Poster B11, Sunday, March 26, 8:00 – 10:00 am, Pacific Concourse
The effects of cross-modal processing on attentional asymmetries during visual search in right-hemispheric patients with and without neglect
Rebecca E. Paladini1, Sonja Kesselring1, Julia Frey1,2, Flurin Feuerstein1, Urs P. Mosimann1,4, Tobias Nef1, Thomas Nyffeler1,2, René M. Müri1,3, Dario Cazzoli1; 1University of Bern, Bern, Switzerland, 2Luzerner Kantonsspital, Luzern, Switzerland, 3Inselspital, University Hospital Bern, and University of Bern, Bern, Switzerland, 4Private Hospital Wyss, Münchenbuchsee, Switzerland
In cross-modal visual search tasks, spatial congruency between auditory cues and visual targets are known to improve healthy participants’ search performance.

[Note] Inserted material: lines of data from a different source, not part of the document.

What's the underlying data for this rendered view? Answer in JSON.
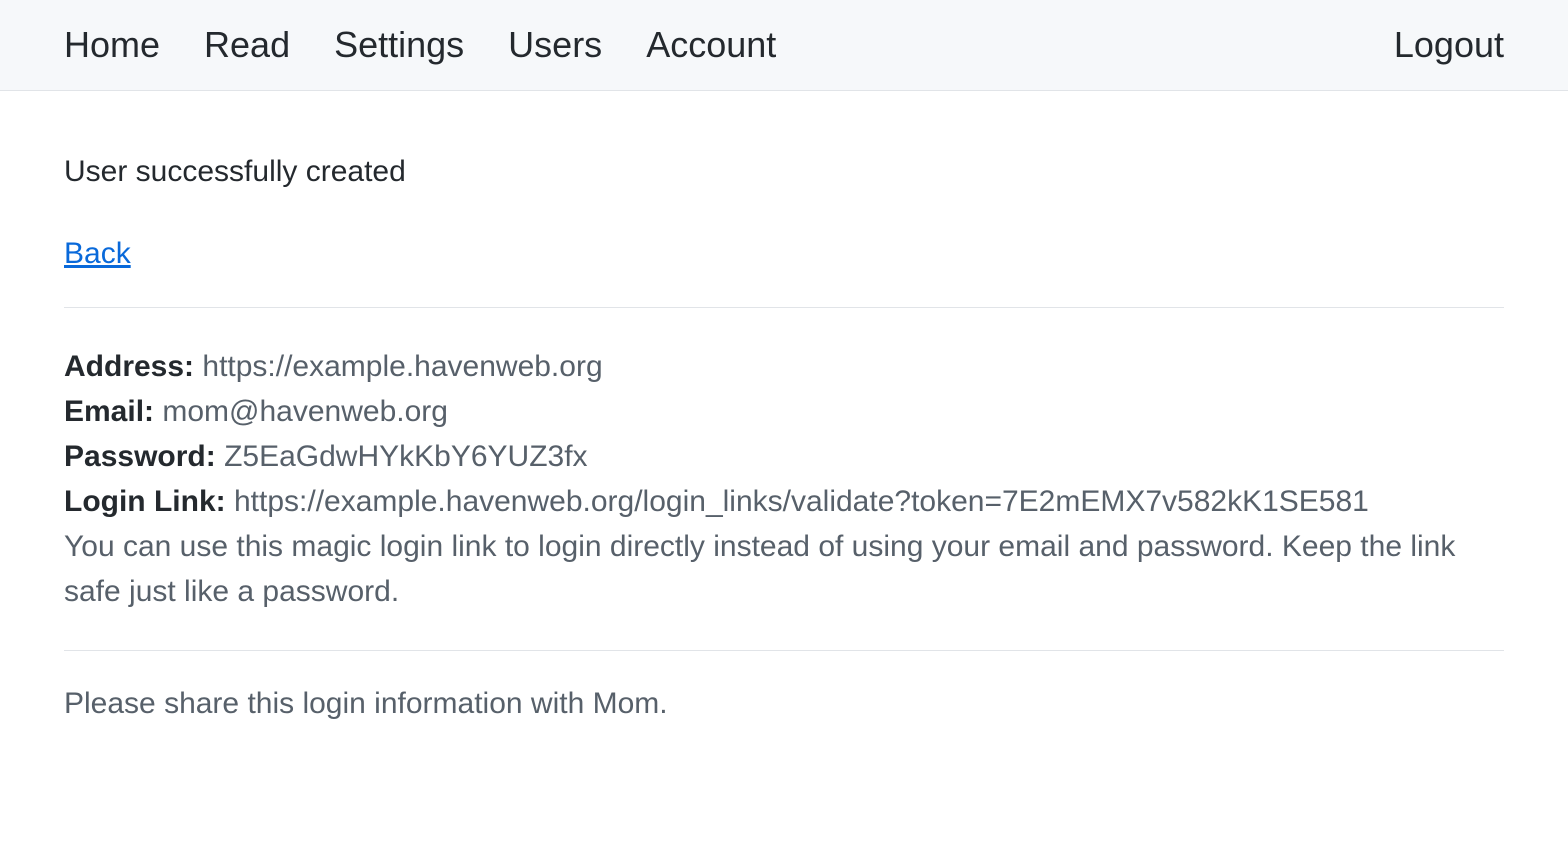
{
  "nav": {
    "home": "Home",
    "read": "Read",
    "settings": "Settings",
    "users": "Users",
    "account": "Account",
    "logout": "Logout"
  },
  "status": {
    "message": "User successfully created"
  },
  "back": {
    "label": "Back"
  },
  "user": {
    "address_label": "Address:",
    "address_value": "https://example.havenweb.org",
    "email_label": "Email:",
    "email_value": "mom@havenweb.org",
    "password_label": "Password:",
    "password_value": "Z5EaGdwHYkKbY6YUZ3fx",
    "login_link_label": "Login Link:",
    "login_link_value": "https://example.havenweb.org/login_links/validate?token=7E2mEMX7v582kK1SE581",
    "login_link_note": "You can use this magic login link to login directly instead of using your email and password. Keep the link safe just like a password."
  },
  "share_note": "Please share this login information with Mom."
}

Multisensory processing may also influence the spatial deployment of attention in neurological patients with right-hemispheric lesions affecting attentional networks, particularly in those with left-sided neglect. The aim of this study thus consisted in investigating the effects of cross-modal processing on the performance in a visual search task in patients with right-hemispheric lesions, with or without left-sided neglect. Two groups of patients (with and without left-sided neglect) and a group of age-matched healthy controls completed a visual search task with spatially congruent, incongruent, non-informative, and without auditory cues. Moreover, a pure sound-localization control task was administered. As expected, without auditory cues, neglect patients showed a worse performance for left- than right-sided targets in visual search. Additional auditory cues affected search performance exclusively in the left visual field: spatial congruency improved search performance, and incongruence deteriorated it. Crucially, these effects were modulated by sound-localization accuracy, as measured by the control task. In healthy participants and right-hemispheric patients without neglect, auditory cues affected search performance both in the left and the right visual field. However, the magnitudes of these effects were different, showing small left/right asymmetries in healthy controls and more substantial ones in right-hemispheric patients without neglect. Overall, the present findings show that multisensory processing differentially modulates asymmetries in spatial attentional deployment in patients with right-hemispheric lesions with or without neglect, further clarifying the interactions between cross-modal processing and spatial attention.